Investment lift expected on back of certainty delivered by poll
Australia's biggest lender to business says there are signs companies are taking expansion plans off the back burner and looking to increase investment, after greater certainty delivered by the election.
As a survey pointed to increased business borrowing, National Australia Bank's head of business, Joseph Healy, said discussions with customers in recent weeks suggested companies were "a lot" more confident about expanding.
Mr Healy said it was too early to say if demand for credit had risen since the nation went to the polls on September 7. But he said there had been a clear rise in confidence as a result of the election of a majority government.
"It's very early days but there's no doubt there has been a turnaround," Mr Healy told BusinessDay.
A separate survey by East & Partners and Macquarie also found one in four business customers planned to borrow more as a result of the change in government.
Mr Healy said that in the past two to three years many businesses had lacked the confidence to invest because of the uncertain environment, and in the lead-up to the election many people had opted to "sit on their hands".
Now, with a majority government in place, he said firms were revisiting expansion plans including merger and acquisition opportunities.
"We see more evidence of a willingness now to dust down those files and start to look again at those acquisition opportunities," Mr Healy said.
"The anecdotal feedback that I'm now hearing - quite strongly actually - from our customers, is that they're feeling a lot more confident about pushing ahead."
NAB is Australia's biggest lender to business, with a market share of just under 24 per cent.

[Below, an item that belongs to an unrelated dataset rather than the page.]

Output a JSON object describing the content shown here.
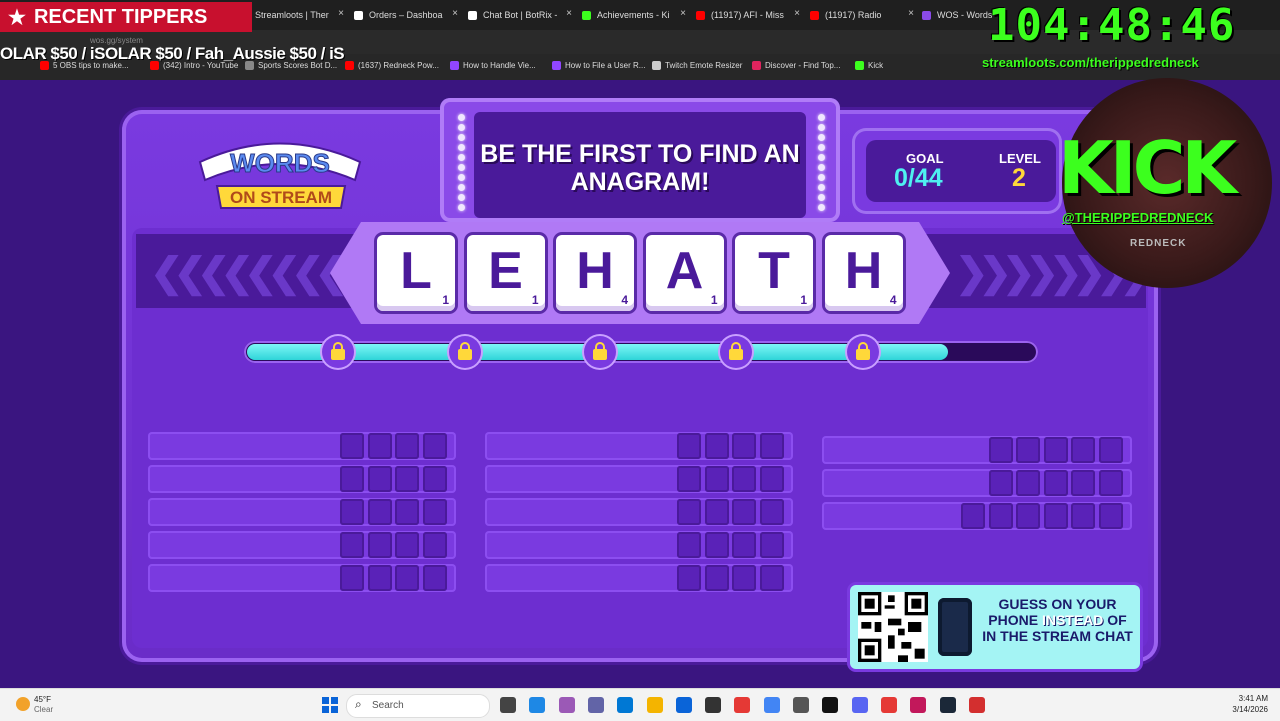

The bank's business survey this month showed a rise in sentiment before the election, and Mr Healy said the improvement had flowed into discussions with customers, leading to a "noticeable shift in sentiment".
Expectations are that non-mining investment will play a critical role driving the economy as the resources boom fades.
But official figures show business credit expanding at an anaemic pace of just 1.3 per cent, despite official rates falling to their lowest level in more than half a century.
The ratio of debt to assets at the country's biggest 300 companies' was at its lowest level in 35 years, Mr Healy said, giving them significant headroom to take on more debt once confidence returned.
"With low interest rates and given the [low] financial leverage ... that capacity in mid to larger companies has never been as strong," he said.
A survey of 1000 business customers by East & Partners and Macquarie said 27 per cent of respondents planned to increase their borrowing over the next year as a result of the election outcome.
Macquarie analyst Mike Wiblin said the borrowing intentions of small and medium enterprises had risen most after the election, and NAB was best placed to benefit from the trend.